At some point, I felt it shift. Fewer people left to enter. The odds narrowing. I suggested that maybe we should stop. No one listened.
Bryan and Dave had been taking turns by then. Bryan had reset it the time before; Dave had done it just before PU walked in.
PU, our geography teacher, arrived in a rush, as usual. Shouldered open the door, tea in hand. The book dropped. Square on his head. His reaction was instant—rage, unfiltered. He kicked the book aside and scanned the room.
“Who did that?”
Dave was still on the move—caught mid-return to his desk, like a cricketer stranded between wickets. “Roe, come here!”
I hadn’t touched the book in a while. I’d already stepped away—my half-hearted pleas to quit while we were ahead having gone ignored. Still laughing. Still playing. Bryan said nothing at first. Just watched. Then, as PU turned away, he called out my name—too quickly, too eagerly. Like he’d been waiting for the moment. Like he enjoyed it.
I suppose self-preservation was the one subject that Deincourt taught well.
I tried to explain, but PU wasn’t in the mood for conversation. My mouth moved, but my feet stayed still, like standing still might soften what came next. He wanted blood.
He didn’t do it straight away. First, he told us to wait in the map room.

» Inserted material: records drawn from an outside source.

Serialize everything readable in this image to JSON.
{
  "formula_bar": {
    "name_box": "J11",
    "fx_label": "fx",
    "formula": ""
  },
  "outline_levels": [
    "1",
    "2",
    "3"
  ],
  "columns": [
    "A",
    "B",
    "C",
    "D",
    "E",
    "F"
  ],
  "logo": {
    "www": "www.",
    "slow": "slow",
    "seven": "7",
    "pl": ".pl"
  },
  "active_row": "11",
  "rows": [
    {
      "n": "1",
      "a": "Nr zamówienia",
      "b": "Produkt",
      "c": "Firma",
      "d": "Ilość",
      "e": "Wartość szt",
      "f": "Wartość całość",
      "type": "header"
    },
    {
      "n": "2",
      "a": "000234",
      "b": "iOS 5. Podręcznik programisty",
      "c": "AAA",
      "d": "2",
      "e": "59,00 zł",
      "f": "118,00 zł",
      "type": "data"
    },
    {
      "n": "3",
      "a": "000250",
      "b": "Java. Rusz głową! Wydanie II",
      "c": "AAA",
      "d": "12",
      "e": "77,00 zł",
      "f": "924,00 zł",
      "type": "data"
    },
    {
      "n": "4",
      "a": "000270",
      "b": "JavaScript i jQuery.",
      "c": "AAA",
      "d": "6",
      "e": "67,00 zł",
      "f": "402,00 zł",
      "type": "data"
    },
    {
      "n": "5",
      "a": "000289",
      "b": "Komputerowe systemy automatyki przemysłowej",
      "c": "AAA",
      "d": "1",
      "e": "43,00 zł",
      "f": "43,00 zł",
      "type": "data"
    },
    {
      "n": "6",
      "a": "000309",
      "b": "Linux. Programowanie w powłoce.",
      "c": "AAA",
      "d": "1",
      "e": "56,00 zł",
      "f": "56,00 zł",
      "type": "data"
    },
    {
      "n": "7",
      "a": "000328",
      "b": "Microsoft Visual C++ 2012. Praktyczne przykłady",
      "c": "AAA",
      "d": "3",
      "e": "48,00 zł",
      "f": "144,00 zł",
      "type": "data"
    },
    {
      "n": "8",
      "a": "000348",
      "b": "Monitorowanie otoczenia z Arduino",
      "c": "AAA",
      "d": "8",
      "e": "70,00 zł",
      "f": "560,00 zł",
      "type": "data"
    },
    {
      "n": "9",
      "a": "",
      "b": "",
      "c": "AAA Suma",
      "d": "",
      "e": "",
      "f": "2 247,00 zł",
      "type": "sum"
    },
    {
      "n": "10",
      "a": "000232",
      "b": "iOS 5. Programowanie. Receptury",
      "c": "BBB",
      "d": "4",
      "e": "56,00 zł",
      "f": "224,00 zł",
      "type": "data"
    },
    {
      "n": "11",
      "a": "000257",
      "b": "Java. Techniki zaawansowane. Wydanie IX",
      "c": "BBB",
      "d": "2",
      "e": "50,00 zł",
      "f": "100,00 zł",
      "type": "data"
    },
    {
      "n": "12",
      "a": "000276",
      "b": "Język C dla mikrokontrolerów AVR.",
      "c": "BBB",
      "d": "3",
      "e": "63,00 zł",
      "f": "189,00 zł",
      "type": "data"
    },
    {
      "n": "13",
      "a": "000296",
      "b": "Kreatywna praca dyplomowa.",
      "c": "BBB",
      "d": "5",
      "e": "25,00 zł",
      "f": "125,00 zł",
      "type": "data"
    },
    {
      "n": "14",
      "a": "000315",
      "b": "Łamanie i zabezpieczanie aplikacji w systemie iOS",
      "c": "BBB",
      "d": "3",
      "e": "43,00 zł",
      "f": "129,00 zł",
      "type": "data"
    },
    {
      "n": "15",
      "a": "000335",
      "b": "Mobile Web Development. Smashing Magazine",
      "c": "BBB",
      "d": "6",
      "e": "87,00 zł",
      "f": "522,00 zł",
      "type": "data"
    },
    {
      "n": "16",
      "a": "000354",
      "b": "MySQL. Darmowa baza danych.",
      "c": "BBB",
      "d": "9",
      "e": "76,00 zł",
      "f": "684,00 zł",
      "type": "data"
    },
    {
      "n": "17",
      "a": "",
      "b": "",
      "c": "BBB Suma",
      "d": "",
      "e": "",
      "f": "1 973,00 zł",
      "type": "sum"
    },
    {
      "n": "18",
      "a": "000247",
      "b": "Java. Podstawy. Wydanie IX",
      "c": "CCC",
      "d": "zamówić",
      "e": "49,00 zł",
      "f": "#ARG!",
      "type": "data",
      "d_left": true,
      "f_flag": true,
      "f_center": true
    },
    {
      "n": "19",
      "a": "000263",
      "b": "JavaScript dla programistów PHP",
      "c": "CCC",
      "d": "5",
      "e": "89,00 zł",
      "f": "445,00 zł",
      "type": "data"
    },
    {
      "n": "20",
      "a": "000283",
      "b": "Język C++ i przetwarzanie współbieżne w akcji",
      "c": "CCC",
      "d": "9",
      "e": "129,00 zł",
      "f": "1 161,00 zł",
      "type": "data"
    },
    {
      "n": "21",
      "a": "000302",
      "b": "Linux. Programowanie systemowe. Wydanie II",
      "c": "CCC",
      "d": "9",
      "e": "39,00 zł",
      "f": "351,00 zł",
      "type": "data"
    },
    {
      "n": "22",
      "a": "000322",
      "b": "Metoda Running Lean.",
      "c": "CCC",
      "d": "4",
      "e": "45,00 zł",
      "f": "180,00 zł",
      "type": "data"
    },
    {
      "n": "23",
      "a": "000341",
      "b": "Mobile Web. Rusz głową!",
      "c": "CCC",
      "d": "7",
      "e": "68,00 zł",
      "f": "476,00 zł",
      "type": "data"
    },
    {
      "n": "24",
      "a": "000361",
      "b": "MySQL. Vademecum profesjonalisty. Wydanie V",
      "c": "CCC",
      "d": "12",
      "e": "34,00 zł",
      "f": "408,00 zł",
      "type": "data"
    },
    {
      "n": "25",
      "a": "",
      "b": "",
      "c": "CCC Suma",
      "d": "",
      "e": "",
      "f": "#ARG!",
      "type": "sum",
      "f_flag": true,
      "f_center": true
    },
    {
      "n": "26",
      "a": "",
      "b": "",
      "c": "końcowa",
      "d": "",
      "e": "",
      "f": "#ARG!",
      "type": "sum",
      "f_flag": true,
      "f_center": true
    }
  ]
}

There was a side room—where he kept old worksheets, rolled-up posters, maybe maps. I never looked closely. The walls were half pinboard, half peeling gloss paint, and everything in there felt soft-edged, like memory worn down by handling. It wasn’t a secret place. Just a place where things happened—things that didn’t leave marks on the register, only on the kids.
He didn’t use a cane or a slipper. PU had a cut-down snooker cue—his own private tool for discipline, the grip worn smooth from use. It lived in the map room, like it was an optional part of the curriculum.

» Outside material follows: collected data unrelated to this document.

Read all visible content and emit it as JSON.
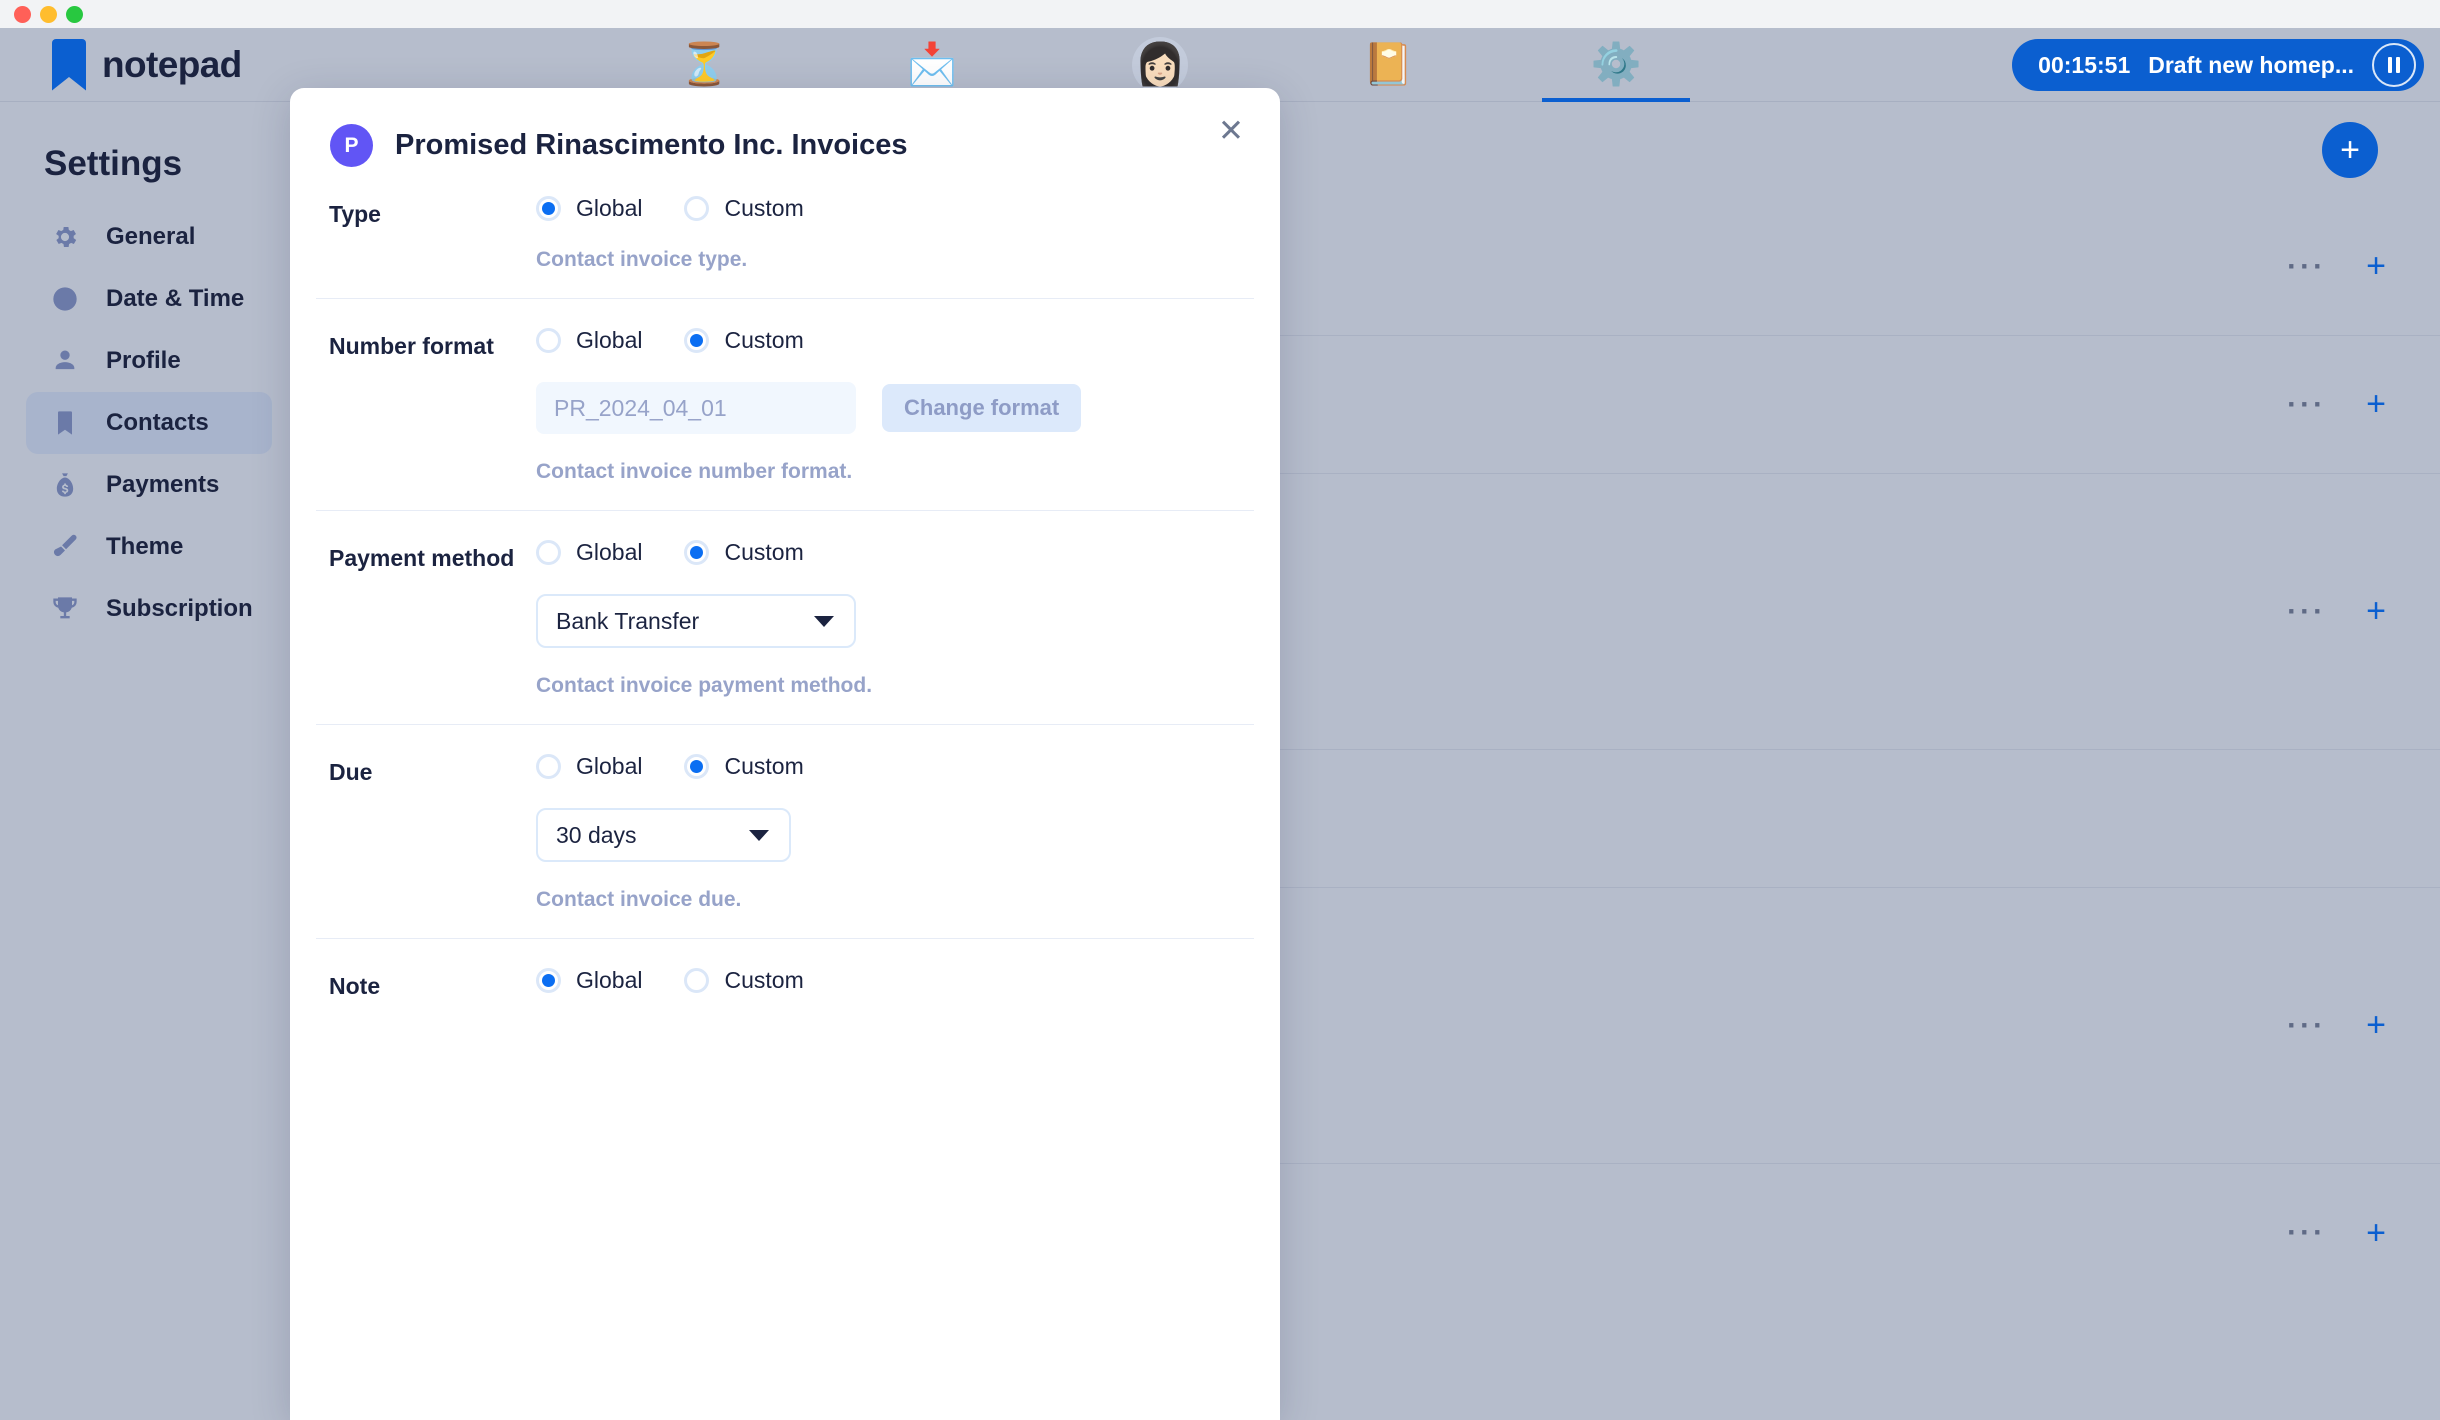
{
  "window": {
    "traffic_lights": [
      "close",
      "minimize",
      "maximize"
    ]
  },
  "topbar": {
    "brand": "notepad",
    "brand_logo_icon": "bookmark-icon",
    "nav": [
      {
        "name": "hourglass",
        "glyph": "⏳",
        "active": false
      },
      {
        "name": "envelope",
        "glyph": "📩",
        "active": false
      },
      {
        "name": "profile-avatar",
        "glyph": "👩🏻",
        "active": false
      },
      {
        "name": "notebook",
        "glyph": "📔",
        "active": false
      },
      {
        "name": "settings-gear",
        "glyph": "⚙️",
        "active": true
      }
    ],
    "timer": {
      "time": "00:15:51",
      "task": "Draft new homep...",
      "pause_icon": "pause-icon"
    }
  },
  "sidebar": {
    "title": "Settings",
    "items": [
      {
        "label": "General",
        "icon": "gear-icon",
        "active": false
      },
      {
        "label": "Date & Time",
        "icon": "clock-icon",
        "active": false
      },
      {
        "label": "Profile",
        "icon": "person-icon",
        "active": false
      },
      {
        "label": "Contacts",
        "icon": "bookmark-icon",
        "active": true
      },
      {
        "label": "Payments",
        "icon": "money-bag-icon",
        "active": false
      },
      {
        "label": "Theme",
        "icon": "paintbrush-icon",
        "active": false
      },
      {
        "label": "Subscription",
        "icon": "trophy-icon",
        "active": false
      }
    ]
  },
  "content_background": {
    "add_button_label": "+",
    "rows": [
      {
        "menu": "···",
        "add": "+"
      },
      {
        "menu": "···",
        "add": "+"
      },
      {
        "menu": "···",
        "add": "+"
      },
      {
        "menu": "···",
        "add": "+"
      },
      {
        "menu": "···",
        "add": "+"
      }
    ]
  },
  "modal": {
    "avatar_initial": "P",
    "title": "Promised Rinascimento Inc. Invoices",
    "close_icon": "close-icon",
    "close_label": "✕",
    "fields": [
      {
        "label": "Type",
        "options": [
          "Global",
          "Custom"
        ],
        "selected": "Global",
        "helper": "Contact invoice type."
      },
      {
        "label": "Number format",
        "options": [
          "Global",
          "Custom"
        ],
        "selected": "Custom",
        "input_value": "PR_2024_04_01",
        "button_label": "Change format",
        "helper": "Contact invoice number format."
      },
      {
        "label": "Payment method",
        "options": [
          "Global",
          "Custom"
        ],
        "selected": "Custom",
        "select_value": "Bank Transfer",
        "helper": "Contact invoice payment method."
      },
      {
        "label": "Due",
        "options": [
          "Global",
          "Custom"
        ],
        "selected": "Custom",
        "select_value": "30 days",
        "helper": "Contact invoice due."
      },
      {
        "label": "Note",
        "options": [
          "Global",
          "Custom"
        ],
        "selected": "Global",
        "helper": ""
      }
    ]
  }
}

We stood inside—quiet, afraid. His beatings were the kind of thing people whispered about. My hands wouldn’t stop twitching. Dave kept looking at the floor.

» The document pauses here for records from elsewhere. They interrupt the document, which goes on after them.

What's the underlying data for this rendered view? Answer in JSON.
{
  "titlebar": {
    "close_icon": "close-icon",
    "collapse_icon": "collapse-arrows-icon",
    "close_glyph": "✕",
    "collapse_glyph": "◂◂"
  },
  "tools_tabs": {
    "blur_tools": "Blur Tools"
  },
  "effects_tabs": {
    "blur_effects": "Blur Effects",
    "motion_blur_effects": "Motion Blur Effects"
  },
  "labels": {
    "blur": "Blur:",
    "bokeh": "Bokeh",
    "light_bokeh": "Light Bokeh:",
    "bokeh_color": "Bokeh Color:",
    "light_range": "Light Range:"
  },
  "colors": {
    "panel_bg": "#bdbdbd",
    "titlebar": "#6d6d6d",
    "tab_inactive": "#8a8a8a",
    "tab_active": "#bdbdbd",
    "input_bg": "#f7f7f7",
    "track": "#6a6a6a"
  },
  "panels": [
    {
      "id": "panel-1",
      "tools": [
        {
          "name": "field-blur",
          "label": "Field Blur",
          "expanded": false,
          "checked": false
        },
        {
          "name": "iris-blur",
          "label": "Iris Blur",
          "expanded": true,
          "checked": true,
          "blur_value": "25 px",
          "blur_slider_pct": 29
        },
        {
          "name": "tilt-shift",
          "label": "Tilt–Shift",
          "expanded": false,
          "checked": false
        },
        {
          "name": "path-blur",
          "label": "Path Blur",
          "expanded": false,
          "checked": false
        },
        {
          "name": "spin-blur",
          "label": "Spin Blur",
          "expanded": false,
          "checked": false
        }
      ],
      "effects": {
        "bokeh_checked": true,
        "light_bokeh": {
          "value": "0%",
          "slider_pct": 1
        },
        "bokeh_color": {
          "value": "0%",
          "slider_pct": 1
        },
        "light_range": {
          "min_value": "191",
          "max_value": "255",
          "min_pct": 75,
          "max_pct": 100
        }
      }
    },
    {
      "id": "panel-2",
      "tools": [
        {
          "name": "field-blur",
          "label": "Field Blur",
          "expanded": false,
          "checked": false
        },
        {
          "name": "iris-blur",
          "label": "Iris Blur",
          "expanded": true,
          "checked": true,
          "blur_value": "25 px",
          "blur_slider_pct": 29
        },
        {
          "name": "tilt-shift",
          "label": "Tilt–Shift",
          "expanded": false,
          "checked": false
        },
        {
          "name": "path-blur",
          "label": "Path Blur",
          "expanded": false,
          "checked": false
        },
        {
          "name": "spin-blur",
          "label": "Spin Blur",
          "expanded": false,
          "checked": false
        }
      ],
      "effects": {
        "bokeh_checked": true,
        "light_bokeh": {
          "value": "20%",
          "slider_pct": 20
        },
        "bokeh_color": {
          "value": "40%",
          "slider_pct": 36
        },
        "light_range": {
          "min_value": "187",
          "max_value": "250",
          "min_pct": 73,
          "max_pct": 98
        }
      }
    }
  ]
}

Then something broke the fear—just a sliver. He worked his way through the register, one pupil at a time, but skipped our names. Moved right past them.
We caught each other’s eye. One of us whispered, “Here, sir.” We sniggered. Not because it was funny. Because it was the only thing between us and crying.
Then the door opened.
He beat us. I don’t remember how many times. Three? Six? Long enough to know it was for him, not for us. This wasn’t a lesson. It was release.
There was no paperwork. No escalation. No parent meetings. Just two boys, same bruises. Different wallpaper.
The emotional scarring took a little longer.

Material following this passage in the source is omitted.